Nicely composed landscapes and garden vignettes remind me of interesting city skylines. I'm sure you can picture some of the world's most famous city skylines right now if you tried - San Francisco, Sydney, Hong Kong, New York ... These skylines are compelling in a way that a suburban strip-mall is not. But why?
|Nicely composed shot of an interior SF Skyline|
A recent post by Danger Garden showing a sepia post card got me thinking about how to zero in on form in our backyard gardens. Let's try removing some of the color "noise".
With the colors gone the plant shapes and the over all 'garden skyline' become a bit more visible.
|My backyard garden in sepia tone|
Next lets convert the image to a sketch which will drop out much of the detail but still contains some reference to texture.

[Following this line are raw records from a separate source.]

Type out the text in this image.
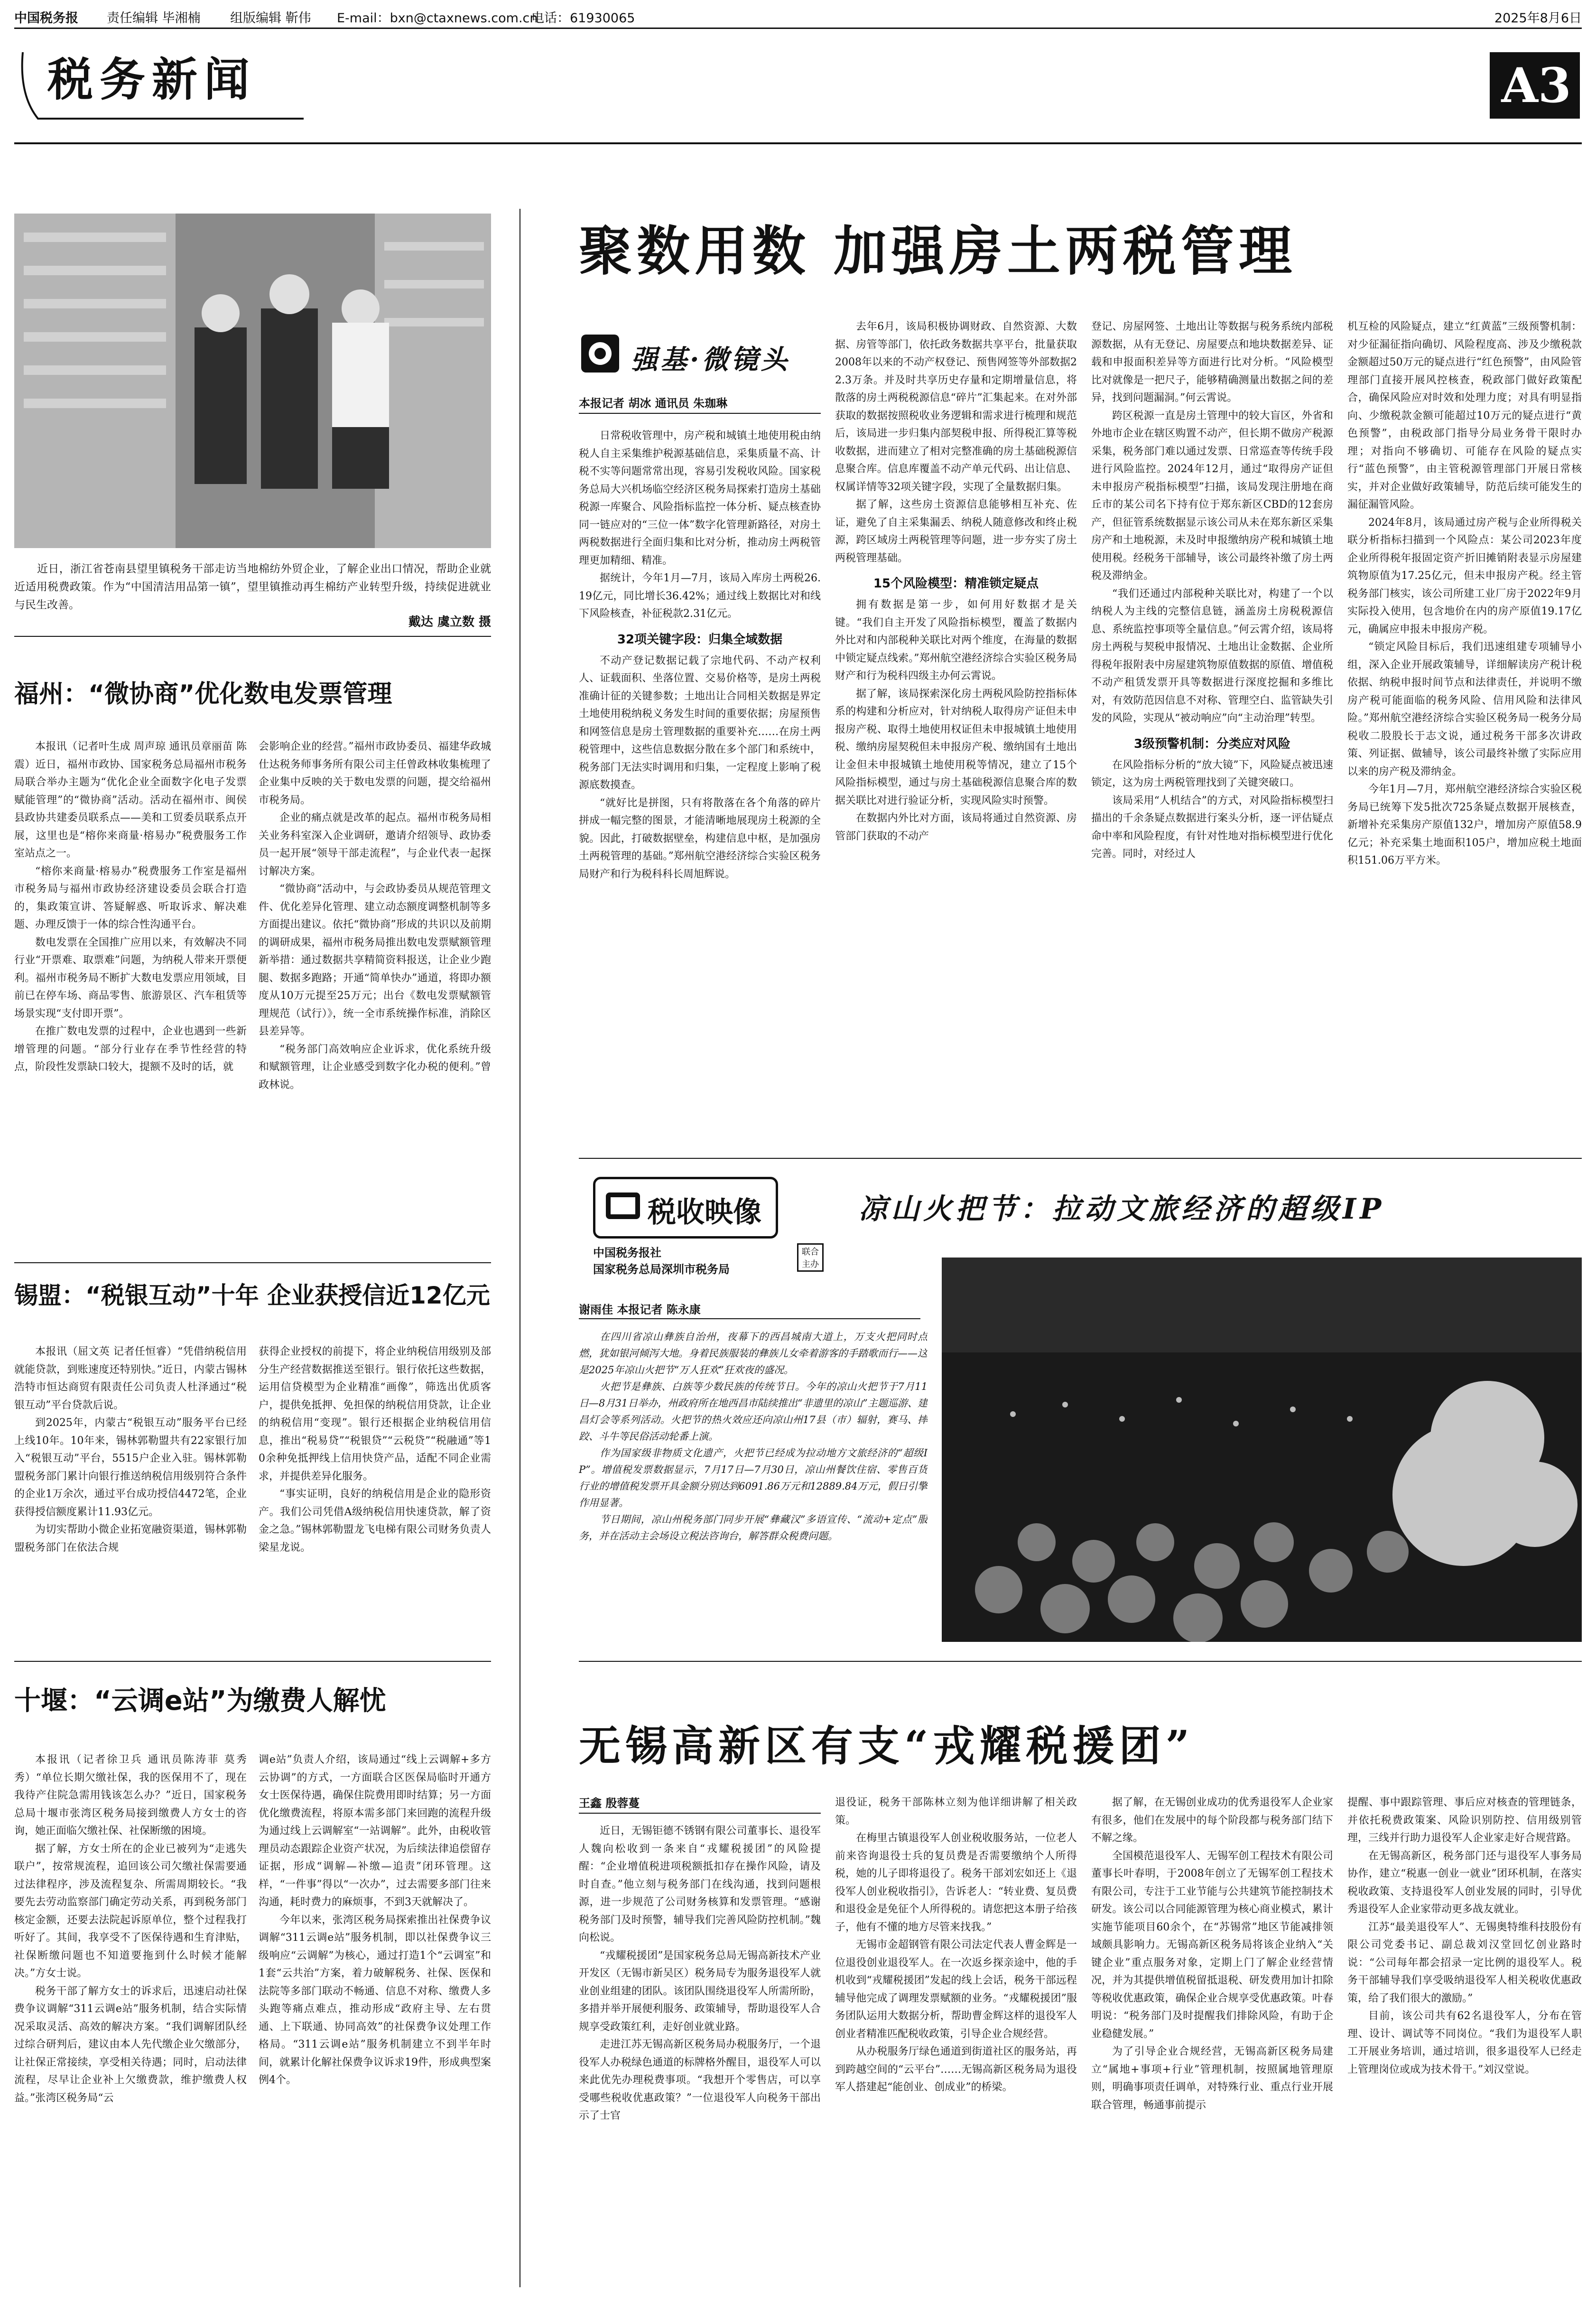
中国税务报 责任编辑 毕湘楠 组版编辑 靳伟 E-mail：bxn@ctaxnews.com.cn
电话：61930065	2025年8月6日
税务新闻	A3
近日，浙江省苍南县望里镇税务干部走访当地棉纺外贸企业，了解企业出口情况，帮助企业就近适用税费政策。作为“中国清洁用品第一镇”，望里镇推动再生棉纺产业转型升级，持续促进就业与民生改善。
戴达 虞立数 摄
福州：“微协商”优化数电发票管理

本报讯（记者叶生成 周声琼 通讯员章丽苗 陈震）近日，福州市政协、国家税务总局福州市税务局联合举办主题为“优化企业全面数字化电子发票赋能管理”的“微协商”活动。活动在福州市、闽侯县政协共建委员联系点——美和工贸委员联系点开展，这里也是“榕你来商量·榕易办”税费服务工作室站点之一。

“榕你来商量·榕易办”税费服务工作室是福州市税务局与福州市政协经济建设委员会联合打造的，集政策宣讲、答疑解惑、听取诉求、解决难题、办理反馈于一体的综合性沟通平台。

数电发票在全国推广应用以来，有效解决不同行业“开票难、取票难”问题，为纳税人带来开票便利。福州市税务局不断扩大数电发票应用领域，目前已在停车场、商品零售、旅游景区、汽车租赁等场景实现“支付即开票”。

在推广数电发票的过程中，企业也遇到一些新增管理的问题。“部分行业存在季节性经营的特点，阶段性发票缺口较大，提额不及时的话，就

会影响企业的经营。”福州市政协委员、福建华政城仕达税务师事务所有限公司主任曾政林收集梳理了企业集中反映的关于数电发票的问题，提交给福州市税务局。

企业的痛点就是改革的起点。福州市税务局相关业务科室深入企业调研，邀请介绍领导、政协委员一起开展“领导干部走流程”，与企业代表一起探讨解决方案。

“微协商”活动中，与会政协委员从规范管理文件、优化差异化管理、建立动态额度调整机制等多方面提出建议。依托“微协商”形成的共识以及前期的调研成果，福州市税务局推出数电发票赋额管理新举措：通过数据共享精简资料报送，让企业少跑腿、数据多跑路；开通“简单快办”通道，将即办额度从10万元提至25万元；出台《数电发票赋额管理规范（试行）》，统一全市系统操作标准，消除区县差异等。

“税务部门高效响应企业诉求，优化系统升级和赋额管理，让企业感受到数字化办税的便利。”曾政林说。

锡盟：“税银互动”十年 企业获授信近12亿元

本报讯（屈文英 记者任恒睿）“凭借纳税信用就能贷款，到账速度还特别快。”近日，内蒙古锡林浩特市恒达商贸有限责任公司负责人杜泽通过“税银互动”平台贷款后说。

到2025年，内蒙古“税银互动”服务平台已经上线10年。10年来，锡林郭勒盟共有22家银行加入“税银互动”平台，5515户企业入驻。锡林郭勒盟税务部门累计向银行推送纳税信用级别符合条件的企业1万余次，通过平台成功授信4472笔，企业获得授信额度累计11.93亿元。

为切实帮助小微企业拓宽融资渠道，锡林郭勒盟税务部门在依法合规

获得企业授权的前提下，将企业纳税信用级别及部分生产经营数据推送至银行。银行依托这些数据，运用信贷模型为企业精准“画像”，筛选出优质客户，提供免抵押、免担保的纳税信用贷款，让企业的纳税信用“变现”。银行还根据企业纳税信用信息，推出“税易贷”“税银贷”“云税贷”“税融通”等10余种免抵押线上信用快贷产品，适配不同企业需求，并提供差异化服务。

“事实证明，良好的纳税信用是企业的隐形资产。我们公司凭借A级纳税信用快速贷款，解了资金之急。”锡林郭勒盟龙飞电梯有限公司财务负责人梁星龙说。

十堰：“云调e站”为缴费人解忧

本报讯（记者徐卫兵 通讯员陈涛菲 莫秀秀）“单位长期欠缴社保，我的医保用不了，现在我待产住院急需用钱该怎么办？”近日，国家税务总局十堰市张湾区税务局接到缴费人方女士的咨询，她正面临欠缴社保、社保断缴的困境。

据了解，方女士所在的企业已被列为“走逃失联户”，按常规流程，追回该公司欠缴社保需要通过法律程序，涉及流程复杂、所需周期较长。“我要先去劳动监察部门确定劳动关系，再到税务部门核定金额，还要去法院起诉原单位，整个过程我打听好了。其间，我享受不了医保待遇和生育津贴，社保断缴问题也不知道要拖到什么时候才能解决。”方女士说。

税务干部了解方女士的诉求后，迅速启动社保费争议调解“311云调e站”服务机制，结合实际情况采取灵活、高效的解决方案。“我们调解团队经过综合研判后，建议由本人先代缴企业欠缴部分，让社保正常接续，享受相关待遇；同时，启动法律流程，尽早让企业补上欠缴费款，维护缴费人权益。”张湾区税务局“云

调e站”负责人介绍，该局通过“线上云调解+多方云协调”的方式，一方面联合区医保局临时开通方女士医保待遇，确保住院费用即时结算；另一方面优化缴费流程，将原本需多部门来回跑的流程升级为通过线上云调解室“一站调解”。此外，由税收管理员动态跟踪企业资产状况，为后续法律追偿留存证据，形成“调解—补缴—追责”闭环管理。这样，“一件事”得以“一次办”，过去需要多部门往来沟通，耗时费力的麻烦事，不到3天就解决了。

今年以来，张湾区税务局探索推出社保费争议调解“311云调e站”服务机制，即以社保费争议三级响应“云调解”为核心，通过打造1个“云调室”和1套“云共治”方案，着力破解税务、社保、医保和法院等多部门联动不畅通、信息不对称、缴费人多头跑等痛点难点，推动形成“政府主导、左右贯通、上下联通、协同高效”的社保费争议处理工作格局。“311云调e站”服务机制建立不到半年时间，就累计化解社保费争议诉求19件，形成典型案例4个。

聚数用数 加强房土两税管理
强基·微镜头
本报记者 胡冰 通讯员 朱珈琳

日常税收管理中，房产税和城镇土地使用税由纳税人自主采集维护税源基础信息，采集质量不高、计税不实等问题常常出现，容易引发税收风险。国家税务总局大兴机场临空经济区税务局探索打造房土基础税源一库聚合、风险指标监控一体分析、疑点核查协同一链应对的“三位一体”数字化管理新路径，对房土两税数据进行全面归集和比对分析，推动房土两税管理更加精细、精准。

据统计，今年1月—7月，该局入库房土两税26.19亿元，同比增长36.42%；通过线上数据比对和线下风险核查，补征税款2.31亿元。

32项关键字段：归集全域数据

不动产登记数据记载了宗地代码、不动产权利人、证载面积、坐落位置、交易价格等，是房土两税准确计征的关键参数；土地出让合同相关数据是界定土地使用税纳税义务发生时间的重要依据；房屋预售和网签信息是房土管理数据的重要补充……在房土两税管理中，这些信息数据分散在多个部门和系统中，税务部门无法实时调用和归集，一定程度上影响了税源底数摸查。

“就好比是拼图，只有将散落在各个角落的碎片拼成一幅完整的图景，才能清晰地展现房土税源的全貌。因此，打破数据壁垒，构建信息中枢，是加强房土两税管理的基础。”郑州航空港经济综合实验区税务局财产和行为税科科长周旭辉说。

去年6月，该局积极协调财政、自然资源、大数据、房管等部门，依托政务数据共享平台，批量获取2008年以来的不动产权登记、预售网签等外部数据22.3万条。并及时共享历史存量和定期增量信息，将散落的房土两税税源信息“碎片”汇集起来。在对外部获取的数据按照税收业务逻辑和需求进行梳理和规范后，该局进一步归集内部契税申报、所得税汇算等税收数据，进而建立了相对完整准确的房土基础税源信息聚合库。信息库覆盖不动产单元代码、出让信息、权属详情等32项关键字段，实现了全量数据归集。

据了解，这些房土资源信息能够相互补充、佐证，避免了自主采集漏丢、纳税人随意修改和终止税源，跨区域房土两税管理等问题，进一步夯实了房土两税管理基础。

15个风险模型：精准锁定疑点

拥有数据是第一步，如何用好数据才是关键。“我们自主开发了风险指标模型，覆盖了数据内外比对和内部税种关联比对两个维度，在海量的数据中锁定疑点线索。”郑州航空港经济综合实验区税务局财产和行为税科四级主办何云霄说。

据了解，该局探索深化房土两税风险防控指标体系的构建和分析应对，针对纳税人取得房产证但未申报房产税、取得土地使用权证但未申报城镇土地使用税、缴纳房屋契税但未申报房产税、缴纳国有土地出让金但未申报城镇土地使用税等情况，建立了15个风险指标模型，通过与房土基础税源信息聚合库的数据关联比对进行验证分析，实现风险实时预警。

在数据内外比对方面，该局将通过自然资源、房管部门获取的不动产

登记、房屋网签、土地出让等数据与税务系统内部税源数据，从有无登记、房屋要点和地块数据差异、证载和申报面积差异等方面进行比对分析。“风险模型比对就像是一把尺子，能够精确测量出数据之间的差异，找到问题漏洞。”何云霄说。

跨区税源一直是房土管理中的较大盲区，外省和外地市企业在辖区购置不动产，但长期不做房产税源采集，税务部门难以通过发票、日常巡查等传统手段进行风险监控。2024年12月，通过“取得房产证但未申报房产税指标模型”扫描，该局发现注册地在商丘市的某公司名下持有位于郑东新区CBD的12套房产，但征管系统数据显示该公司从未在郑东新区采集房产和土地税源，未及时申报缴纳房产税和城镇土地使用税。经税务干部辅导，该公司最终补缴了房土两税及滞纳金。

“我们还通过内部税种关联比对，构建了一个以纳税人为主线的完整信息链，涵盖房土房税税源信息、系统监控事项等全量信息。”何云霄介绍，该局将房土两税与契税申报情况、土地出让金数据、企业所得税年报附表中房屋建筑物原值数据的原值、增值税不动产租赁发票开具等数据进行深度挖掘和多维比对，有效防范因信息不对称、管理空白、监管缺失引发的风险，实现从“被动响应”向“主动治理”转型。

3级预警机制：分类应对风险

在风险指标分析的“放大镜”下，风险疑点被迅速锁定，这为房土两税管理找到了关键突破口。

该局采用“人机结合”的方式，对风险指标模型扫描出的千余条疑点数据进行案头分析，逐一评估疑点命中率和风险程度，有针对性地对指标模型进行优化完善。同时，对经过人

机互检的风险疑点，建立“红黄蓝”三级预警机制：对少征漏征指向确切、风险程度高、涉及少缴税款金额超过50万元的疑点进行“红色预警”，由风险管理部门直接开展风控核查，税政部门做好政策配合，确保风险应对时效和处理力度；对具有明显指向、少缴税款金额可能超过10万元的疑点进行“黄色预警”，由税政部门指导分局业务骨干限时办理；对指向不够确切、可能存在风险的疑点实行“蓝色预警”，由主管税源管理部门开展日常核实，并对企业做好政策辅导，防范后续可能发生的漏征漏管风险。

2024年8月，该局通过房产税与企业所得税关联分析指标扫描到一个风险点：某公司2023年度企业所得税年报固定资产折旧摊销附表显示房屋建筑物原值为17.25亿元，但未申报房产税。经主管税务部门核实，该公司所建工业厂房于2022年9月实际投入使用，包含地价在内的房产原值19.17亿元，确属应申报未申报房产税。

“锁定风险目标后，我们迅速组建专项辅导小组，深入企业开展政策辅导，详细解读房产税计税依据、纳税申报时间节点和法律责任，并说明不缴房产税可能面临的税务风险、信用风险和法律风险。”郑州航空港经济综合实验区税务局一税务分局税收二股股长于志文说，通过税务干部多次讲政策、列证据、做辅导，该公司最终补缴了实际应用以来的房产税及滞纳金。

今年1月—7月，郑州航空港经济综合实验区税务局已统筹下发5批次725条疑点数据开展核查，新增补充采集房产原值132户，增加房产原值58.9亿元；补充采集土地面积105户，增加应税土地面积151.06万平方米。

税收映像
中国税务报社
国家税务总局深圳市税务局
联合主办
凉山火把节：拉动文旅经济的超级IP
谢雨佳 本报记者 陈永康

在四川省凉山彝族自治州，夜幕下的西昌城南大道上，万支火把同时点燃，犹如银河倾泻大地。身着民族服装的彝族儿女牵着游客的手踏歌而行——这是2025年凉山火把节“万人狂欢”狂欢夜的盛况。

火把节是彝族、白族等少数民族的传统节日。今年的凉山火把节于7月11日—8月31日举办，州政府所在地西昌市陆续推出“非遗里的凉山”主题巡游、建昌灯会等系列活动。火把节的热火效应还向凉山州17县（市）辐射，赛马、摔跤、斗牛等民俗活动轮番上演。

作为国家级非物质文化遗产，火把节已经成为拉动地方文旅经济的“超级IP”。增值税发票数据显示，7月17日—7月30日，凉山州餐饮住宿、零售百货行业的增值税发票开具金额分别达到6091.86万元和12889.84万元，假日引擎作用显著。

节日期间，凉山州税务部门同步开展“彝藏汉”多语宣传、“流动+定点”服务，并在活动主会场设立税法咨询台，解答群众税费问题。

无锡高新区有支“戎耀税援团”
王鑫 殷蓉蔓

近日，无锡钜德不锈钢有限公司董事长、退役军人魏向松收到一条来自“戎耀税援团”的风险提醒：“企业增值税进项税额抵扣存在操作风险，请及时自查。”他立刻与税务部门在线沟通，找到问题根源，进一步规范了公司财务核算和发票管理。“感谢税务部门及时预警，辅导我们完善风险防控机制。”魏向松说。

“戎耀税援团”是国家税务总局无锡高新技术产业开发区（无锡市新吴区）税务局专为服务退役军人就业创业组建的团队。该团队围绕退役军人所需所盼，多措并举开展便利服务、政策辅导，帮助退役军人合规享受政策红利，走好创业就业路。

走进江苏无锡高新区税务局办税服务厅，一个退役军人办税绿色通道的标牌格外醒目，退役军人可以来此优先办理税费事项。“我想开个零售店，可以享受哪些税收优惠政策？”一位退役军人向税务干部出示了士官

退役证，税务干部陈林立刻为他详细讲解了相关政策。

在梅里古镇退役军人创业税收服务站，一位老人前来咨询退役士兵的复员费是否需要缴纳个人所得税，她的儿子即将退役了。税务干部刘宏如还上《退役军人创业税收指引》，告诉老人：“转业费、复员费和退役金是免征个人所得税的。请您把这本册子给孩子，他有不懂的地方尽管来找我。”

无锡市金超钢管有限公司法定代表人曹金辉是一位退役创业退役军人。在一次返乡探亲途中，他的手机收到“戎耀税援团”发起的线上会话，税务干部远程辅导他完成了调理发票赋额的业务。“戎耀税援团”服务团队运用大数据分析，帮助曹金辉这样的退役军人创业者精准匹配税收政策，引导企业合规经营。

从办税服务厅绿色通道到街道社区的服务站，再到跨越空间的“云平台”……无锡高新区税务局为退役军人搭建起“能创业、创成业”的桥梁。

据了解，在无锡创业成功的优秀退役军人企业家有很多，他们在发展中的每个阶段都与税务部门结下不解之缘。

全国模范退役军人、无锡军创工程技术有限公司董事长叶春明，于2008年创立了无锡军创工程技术有限公司，专注于工业节能与公共建筑节能控制技术研发。该公司以合同能源管理为核心商业模式，累计实施节能项目60余个，在“苏锡常”地区节能减排领域颇具影响力。无锡高新区税务局将该企业纳入“关键企业”重点服务对象，定期上门了解企业经营情况，并为其提供增值税留抵退税、研发费用加计扣除等税收优惠政策，确保企业合规享受优惠政策。叶春明说：“税务部门及时提醒我们排除风险，有助于企业稳健发展。”

为了引导企业合规经营，无锡高新区税务局建立“属地+事项+行业”管理机制，按照属地管理原则，明确事项责任调单，对特殊行业、重点行业开展联合管理，畅通事前提示

提醒、事中跟踪管理、事后应对核查的管理链条，并依托税费政策案、风险识别防控、信用级别管理，三线并行助力退役军人企业家走好合规营路。

在无锡高新区，税务部门还与退役军人事务局协作，建立“税惠一创业一就业”团环机制，在落实税收政策、支持退役军人创业发展的同时，引导优秀退役军人企业家带动更多战友就业。

江苏“最美退役军人”、无锡奥特维科技股份有限公司党委书记、副总裁刘汉堂回忆创业路时说：“公司每年都会招录一定比例的退役军人。税务干部辅导我们享受吸纳退役军人相关税收优惠政策，给了我们很大的激励。”

目前，该公司共有62名退役军人，分布在管理、设计、调试等不同岗位。“我们为退役军人职工开展业务培训，通过培训，很多退役军人已经走上管理岗位或成为技术骨干。”刘汉堂说。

|Our backyard garden as a sketch|
Now that items in the background have been omitted, the garden skyline is emerging clearly!
One thing that popped out to me while sketching the above - the textures of this garden are almost exclusively coarse. Agave and Aloes have such a strong, rigid form. I
Next lets reduce each plant within the garden to a basic shape: globes, mounds, vase, towering rectangles, domes, blocks, mats etc.
Remove any hint of plant texture and our garden-scape is starting to resemble a city-scape! Aloe "Hercules" has turned into a skyscraper, the stone border is now a promenade and the gravel path a body of water.
If you squint, the SF skyline below has a very organic feel. The tangle of buildings and their right angles appear like a naturally occurring blanket of vegetation punctuated by a few taller buildings - some with interesting shapes like the Transamerica Pyramid. This picture lacks some of the bigger more dramatic structures of other skylines but it's still pleasing. It feels harmonious somehow.
Shopping malls on the other hand lack that certain something that draws tourists from around the world. This shot feels... flat and without spirit ( though no fault of the photographer - it's just the subject matter)
What's different between the two pictures and why does it even matter to someone like me puttering in his garden? I can't help but feel there is some lesson to be drawn from the difference between these panoramic shots.
The mall shot could be almost anywhere. There is no sense of place unlike the SF shot which is somewhat uniquely placed on a hill behind a body of water. The San Francisco skyline is iconic so it's a bit unfair to compare these two images but at the same time great city skylines are iconic because they are unique! A mall image is not iconic because it is not unique. I'm not saying every garden should be iconic but it helps if a garden has some "spirit of place". As an aside and if you'd like to dig deeper into the implications of the "forces of nowhere" here's an essay entitled "The Architecture of Social Isolation" with some interesting thoughts on our modern society.
The skyline photo above of SF feels harmonious partly because of a rough symmetry. The silhouette builds to a center high point and falls away on either side - not precisely but in an asymmetric, organic fashion you might expect from a place that's been built, burned down, and rebuilt over many decades. If you have ever worked in, lived in or visited a city like San Francisco then you've seen the continual construction that takes place. Like a forest it is a place of constant renewal. I don't mean to pick on malls but they are static things - they grow all at once and then seldom, if ever, change until they are torn down and replaced.
I'm starting to wander now... but what happens when gardens and city skylines are combined?
|Highline Gardens in New York|
I'd love to see the Highline Gardens of New York some day. They deftly borrow offsite views of the city skyline so that a 'flat' garden still has a visual pop. Imagine this same planting surrounded by a suburban style wooden fence; it wouldn't be nearly as interesting.
Back in SF a new elevated transit corridor was recently completed after many years of planning and construction (for awhile I worked next door to part of the construction). It was a massive project.
|Section of the SF Transbay Transit Terminal from the street|
Up top a few trees can be seen peaking over the edge.
|SF Transit Center Rooftop Garden|
Garden and city skylines expertly woven together. For some reason this feels like we are on the road to OZ where adventure awaits!
|Rooftop Aloe trees in the heart of San Francisco!|
After this long ramble I'm not sure what to take way other than I'll be paying more attention to the outline of my garden endeavors going forward. On a smaller scale it should be possible to capture some of what an engaging city skyline has to offer.